Elle est libre, Helena. Sa première héroïne s’appelait Angélique. La marquise des anges. Celle qui aimait un boiteux balafré et disait merde au roi. Elle lui a autant appris que beaucoup de livres de philo. Elle pense que si les hommes ont pris beaucoup de place, il revient aux femmes de prendre la leur. À elles de jouer, d’agir et de revisiter l’idée qu’elles se font d’elles-mêmes. Qu’elles arrêtent par exemple de tourner des clips en secouant leurs culs. Qu’elles cessent de penser les hommes comme leur tout, leur toit.
La marche du monde ne la rassure pas. Trump aux États-Unis, Bolsonaro au Brésil, cette régression qui se confirme, ce recul qui s’amorce. Et les moins forts qui en paient déjà le prix amer. Comme si l’humanité n’apprenait pas, ne retenait rien, pense-t-elle. On se dit que même par mauvais temps et vents contraires, Helena saura néanmoins garder son cap de bonne espérance en accrochant toujours un peu de joie à ses semelles.
Comme celle que lui a procuré cette saison d’être en tournée avec les Parisiennes, la comédie musicale produite par Laurent Ruquier. Comme Nue, ce bel album de bossa-nova en français dans le texte, paru au printemps dernier, petit frère d’Azul sorti en 2001. Il y a aussi ce conte musical pour enfants qu’elle aimerait bien voir enfin sortir des tiroirs où il repose. Réalisé avec Ibrahim Maalouf, il sommeille depuis bientôt six ans.

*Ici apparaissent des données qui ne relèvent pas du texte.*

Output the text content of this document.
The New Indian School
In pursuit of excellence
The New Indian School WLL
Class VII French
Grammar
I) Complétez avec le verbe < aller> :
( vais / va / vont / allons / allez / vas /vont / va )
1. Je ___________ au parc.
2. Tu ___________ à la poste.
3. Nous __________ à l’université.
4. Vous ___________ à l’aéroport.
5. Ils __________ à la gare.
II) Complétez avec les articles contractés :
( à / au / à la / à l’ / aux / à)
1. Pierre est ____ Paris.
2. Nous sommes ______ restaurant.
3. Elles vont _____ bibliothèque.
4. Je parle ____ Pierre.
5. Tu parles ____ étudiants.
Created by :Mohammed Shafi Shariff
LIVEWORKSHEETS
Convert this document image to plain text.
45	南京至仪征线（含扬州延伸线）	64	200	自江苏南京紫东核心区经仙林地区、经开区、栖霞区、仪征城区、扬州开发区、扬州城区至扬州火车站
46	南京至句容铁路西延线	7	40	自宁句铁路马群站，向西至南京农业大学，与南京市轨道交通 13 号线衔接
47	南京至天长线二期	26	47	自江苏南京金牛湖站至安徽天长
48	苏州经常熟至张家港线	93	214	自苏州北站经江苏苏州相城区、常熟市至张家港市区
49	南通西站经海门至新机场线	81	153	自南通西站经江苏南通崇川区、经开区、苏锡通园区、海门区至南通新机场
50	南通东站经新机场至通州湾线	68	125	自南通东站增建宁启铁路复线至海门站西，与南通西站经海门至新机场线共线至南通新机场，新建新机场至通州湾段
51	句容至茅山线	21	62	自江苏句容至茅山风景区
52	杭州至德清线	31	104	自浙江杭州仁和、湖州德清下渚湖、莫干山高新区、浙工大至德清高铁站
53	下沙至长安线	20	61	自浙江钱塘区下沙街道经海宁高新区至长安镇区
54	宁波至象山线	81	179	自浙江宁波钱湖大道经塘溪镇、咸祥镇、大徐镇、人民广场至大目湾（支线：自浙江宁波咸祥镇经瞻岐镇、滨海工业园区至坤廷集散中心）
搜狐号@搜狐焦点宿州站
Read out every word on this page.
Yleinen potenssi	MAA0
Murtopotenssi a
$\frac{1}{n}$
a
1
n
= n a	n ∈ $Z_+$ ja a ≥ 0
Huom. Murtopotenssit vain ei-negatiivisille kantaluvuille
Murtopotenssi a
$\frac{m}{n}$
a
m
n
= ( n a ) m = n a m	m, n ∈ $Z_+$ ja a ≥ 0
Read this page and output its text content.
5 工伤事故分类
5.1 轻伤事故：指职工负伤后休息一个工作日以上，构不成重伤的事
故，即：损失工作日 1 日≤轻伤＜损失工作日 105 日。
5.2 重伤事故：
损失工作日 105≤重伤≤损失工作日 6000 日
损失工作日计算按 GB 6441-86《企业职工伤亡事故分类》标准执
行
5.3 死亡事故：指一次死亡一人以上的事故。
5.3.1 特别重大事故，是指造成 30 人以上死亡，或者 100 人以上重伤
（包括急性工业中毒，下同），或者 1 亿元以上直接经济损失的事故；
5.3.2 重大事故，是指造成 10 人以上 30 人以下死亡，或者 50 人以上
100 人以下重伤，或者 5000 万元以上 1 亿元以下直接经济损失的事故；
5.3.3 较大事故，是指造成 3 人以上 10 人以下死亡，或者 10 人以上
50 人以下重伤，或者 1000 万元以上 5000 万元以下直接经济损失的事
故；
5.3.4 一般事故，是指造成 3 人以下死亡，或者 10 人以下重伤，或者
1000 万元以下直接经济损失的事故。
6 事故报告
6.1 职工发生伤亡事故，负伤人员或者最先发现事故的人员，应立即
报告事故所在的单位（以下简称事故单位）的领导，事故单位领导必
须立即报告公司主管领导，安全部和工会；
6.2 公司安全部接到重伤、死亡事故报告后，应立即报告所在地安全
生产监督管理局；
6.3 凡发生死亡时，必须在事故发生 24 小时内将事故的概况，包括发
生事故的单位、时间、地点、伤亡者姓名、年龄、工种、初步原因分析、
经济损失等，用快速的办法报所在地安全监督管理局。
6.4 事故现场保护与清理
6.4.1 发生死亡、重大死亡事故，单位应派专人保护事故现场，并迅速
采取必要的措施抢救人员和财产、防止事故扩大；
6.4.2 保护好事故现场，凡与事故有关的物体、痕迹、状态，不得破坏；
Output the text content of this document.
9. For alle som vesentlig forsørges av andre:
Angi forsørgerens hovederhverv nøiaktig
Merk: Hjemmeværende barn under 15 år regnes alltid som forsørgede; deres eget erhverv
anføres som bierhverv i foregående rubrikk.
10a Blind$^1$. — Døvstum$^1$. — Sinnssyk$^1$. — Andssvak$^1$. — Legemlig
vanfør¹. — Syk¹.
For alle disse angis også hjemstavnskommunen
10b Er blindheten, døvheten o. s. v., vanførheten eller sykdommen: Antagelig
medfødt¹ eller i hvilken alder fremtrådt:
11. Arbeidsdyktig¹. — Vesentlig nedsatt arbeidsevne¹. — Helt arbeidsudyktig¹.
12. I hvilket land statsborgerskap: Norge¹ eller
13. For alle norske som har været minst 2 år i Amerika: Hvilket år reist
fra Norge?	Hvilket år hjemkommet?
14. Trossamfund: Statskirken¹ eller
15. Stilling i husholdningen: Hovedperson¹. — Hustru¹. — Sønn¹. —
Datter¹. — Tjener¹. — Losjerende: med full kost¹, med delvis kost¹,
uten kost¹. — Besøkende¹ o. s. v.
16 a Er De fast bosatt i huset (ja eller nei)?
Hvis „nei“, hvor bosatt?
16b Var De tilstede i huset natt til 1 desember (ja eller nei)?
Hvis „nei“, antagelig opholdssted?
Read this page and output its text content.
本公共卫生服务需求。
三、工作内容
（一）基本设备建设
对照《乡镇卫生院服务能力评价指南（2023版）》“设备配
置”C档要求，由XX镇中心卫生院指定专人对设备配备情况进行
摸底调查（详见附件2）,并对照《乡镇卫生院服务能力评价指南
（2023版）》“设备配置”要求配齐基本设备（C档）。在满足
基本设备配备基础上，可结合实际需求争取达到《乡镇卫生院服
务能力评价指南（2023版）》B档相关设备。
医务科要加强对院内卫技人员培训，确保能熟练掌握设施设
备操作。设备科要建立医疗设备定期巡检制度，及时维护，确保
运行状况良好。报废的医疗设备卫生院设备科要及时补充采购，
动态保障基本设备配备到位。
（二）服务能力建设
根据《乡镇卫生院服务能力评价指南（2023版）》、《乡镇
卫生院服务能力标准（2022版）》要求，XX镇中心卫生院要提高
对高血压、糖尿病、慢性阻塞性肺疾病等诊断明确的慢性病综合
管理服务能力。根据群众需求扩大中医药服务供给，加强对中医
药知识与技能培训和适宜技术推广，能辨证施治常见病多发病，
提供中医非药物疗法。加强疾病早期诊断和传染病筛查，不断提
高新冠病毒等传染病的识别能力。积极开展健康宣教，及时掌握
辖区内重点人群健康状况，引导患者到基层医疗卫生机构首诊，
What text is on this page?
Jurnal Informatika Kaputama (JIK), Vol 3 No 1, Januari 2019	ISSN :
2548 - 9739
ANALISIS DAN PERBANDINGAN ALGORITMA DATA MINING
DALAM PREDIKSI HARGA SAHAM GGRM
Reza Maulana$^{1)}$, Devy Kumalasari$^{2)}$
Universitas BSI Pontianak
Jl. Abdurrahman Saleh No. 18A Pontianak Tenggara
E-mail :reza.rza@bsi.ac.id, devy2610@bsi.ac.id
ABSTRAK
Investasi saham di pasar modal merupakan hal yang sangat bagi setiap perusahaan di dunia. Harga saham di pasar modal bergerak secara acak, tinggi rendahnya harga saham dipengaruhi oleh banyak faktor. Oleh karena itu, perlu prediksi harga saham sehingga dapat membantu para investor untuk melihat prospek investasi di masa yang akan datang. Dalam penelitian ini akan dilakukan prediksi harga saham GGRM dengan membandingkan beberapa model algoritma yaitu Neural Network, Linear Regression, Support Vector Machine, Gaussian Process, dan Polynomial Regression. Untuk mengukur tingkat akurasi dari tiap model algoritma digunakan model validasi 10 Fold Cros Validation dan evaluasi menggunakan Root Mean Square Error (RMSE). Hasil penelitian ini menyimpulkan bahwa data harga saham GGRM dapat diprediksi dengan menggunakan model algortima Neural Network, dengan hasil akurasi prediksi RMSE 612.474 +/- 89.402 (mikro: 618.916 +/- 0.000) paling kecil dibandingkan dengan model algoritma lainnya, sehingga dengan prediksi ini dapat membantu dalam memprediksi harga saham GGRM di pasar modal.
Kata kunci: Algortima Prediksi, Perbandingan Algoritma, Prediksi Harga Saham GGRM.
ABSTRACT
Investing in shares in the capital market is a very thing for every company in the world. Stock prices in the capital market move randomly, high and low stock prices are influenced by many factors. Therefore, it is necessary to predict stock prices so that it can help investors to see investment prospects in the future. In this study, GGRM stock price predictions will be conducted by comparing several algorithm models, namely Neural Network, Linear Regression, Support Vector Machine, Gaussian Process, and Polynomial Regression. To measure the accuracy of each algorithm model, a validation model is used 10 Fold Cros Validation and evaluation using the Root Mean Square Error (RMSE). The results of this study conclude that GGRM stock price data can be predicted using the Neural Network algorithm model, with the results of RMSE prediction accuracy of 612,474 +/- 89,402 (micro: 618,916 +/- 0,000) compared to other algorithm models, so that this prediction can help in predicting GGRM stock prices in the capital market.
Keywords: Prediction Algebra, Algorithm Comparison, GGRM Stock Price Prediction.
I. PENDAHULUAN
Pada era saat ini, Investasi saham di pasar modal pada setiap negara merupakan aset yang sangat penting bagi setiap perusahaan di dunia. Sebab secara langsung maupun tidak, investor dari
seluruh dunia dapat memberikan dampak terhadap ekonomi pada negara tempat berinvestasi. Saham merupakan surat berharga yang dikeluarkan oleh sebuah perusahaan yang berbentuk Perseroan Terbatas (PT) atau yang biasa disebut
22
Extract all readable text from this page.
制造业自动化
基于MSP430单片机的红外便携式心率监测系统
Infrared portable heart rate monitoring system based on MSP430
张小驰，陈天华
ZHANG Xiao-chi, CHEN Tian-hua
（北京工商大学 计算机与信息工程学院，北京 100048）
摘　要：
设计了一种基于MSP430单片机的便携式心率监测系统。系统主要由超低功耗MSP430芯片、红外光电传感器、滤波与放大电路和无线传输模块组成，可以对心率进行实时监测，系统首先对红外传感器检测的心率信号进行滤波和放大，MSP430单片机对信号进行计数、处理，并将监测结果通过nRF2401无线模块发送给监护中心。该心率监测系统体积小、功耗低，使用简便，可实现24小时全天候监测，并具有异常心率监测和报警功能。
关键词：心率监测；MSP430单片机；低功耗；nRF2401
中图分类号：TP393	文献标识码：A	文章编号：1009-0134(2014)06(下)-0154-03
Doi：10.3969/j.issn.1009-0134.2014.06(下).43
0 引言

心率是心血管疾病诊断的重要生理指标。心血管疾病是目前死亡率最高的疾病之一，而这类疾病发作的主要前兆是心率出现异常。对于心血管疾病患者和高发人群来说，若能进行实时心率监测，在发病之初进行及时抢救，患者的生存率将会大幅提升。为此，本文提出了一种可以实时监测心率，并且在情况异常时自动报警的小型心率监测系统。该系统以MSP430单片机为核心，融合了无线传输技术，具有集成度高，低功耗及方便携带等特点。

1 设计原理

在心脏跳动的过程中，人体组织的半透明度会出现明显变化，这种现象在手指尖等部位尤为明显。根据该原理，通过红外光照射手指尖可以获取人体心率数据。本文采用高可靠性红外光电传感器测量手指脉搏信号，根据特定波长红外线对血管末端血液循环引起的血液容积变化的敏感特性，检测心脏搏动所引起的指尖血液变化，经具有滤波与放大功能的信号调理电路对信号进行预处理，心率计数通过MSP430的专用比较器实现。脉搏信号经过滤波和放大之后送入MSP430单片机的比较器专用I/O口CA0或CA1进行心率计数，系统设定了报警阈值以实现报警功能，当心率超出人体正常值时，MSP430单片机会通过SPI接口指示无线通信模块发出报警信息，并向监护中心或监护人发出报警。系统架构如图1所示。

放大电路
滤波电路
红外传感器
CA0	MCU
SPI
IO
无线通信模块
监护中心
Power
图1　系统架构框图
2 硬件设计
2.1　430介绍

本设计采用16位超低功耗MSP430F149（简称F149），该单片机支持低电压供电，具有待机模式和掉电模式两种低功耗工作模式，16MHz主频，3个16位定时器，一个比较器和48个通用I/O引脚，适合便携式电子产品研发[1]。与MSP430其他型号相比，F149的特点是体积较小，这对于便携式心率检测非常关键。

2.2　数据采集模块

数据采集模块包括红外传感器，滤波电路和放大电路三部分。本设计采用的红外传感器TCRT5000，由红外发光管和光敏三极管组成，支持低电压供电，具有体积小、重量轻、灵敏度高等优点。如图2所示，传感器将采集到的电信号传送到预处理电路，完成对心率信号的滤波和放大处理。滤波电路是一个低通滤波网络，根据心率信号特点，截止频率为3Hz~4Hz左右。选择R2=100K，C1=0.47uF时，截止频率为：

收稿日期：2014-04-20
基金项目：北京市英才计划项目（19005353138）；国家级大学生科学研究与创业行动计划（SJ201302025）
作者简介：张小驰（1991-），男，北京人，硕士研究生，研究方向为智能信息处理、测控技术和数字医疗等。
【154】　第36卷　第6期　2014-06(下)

« On sait pas où le mettre (rires) !! On l’a fait avec beaucoup de fougue, on a tout construit mais on a trouvé zéro preneur. Il est là. Il dort. Il est comme la Belle au Bois Dormant (sourire). Il faudrait que quelqu’un l’embrasse… ah mais non, la Belle au Bois Dormant, c’est terminé. Il l’embrasse pendant qu’elle dort, c’est du harcèlement ! (rires) »
O.D
Nue, le sixième album solo d’Helena Noguerra, paru chez BMG, toujours disponible chez votre disquaire. Et s’il ne l’a pas ou plus, changez de disquaire, pas de projet !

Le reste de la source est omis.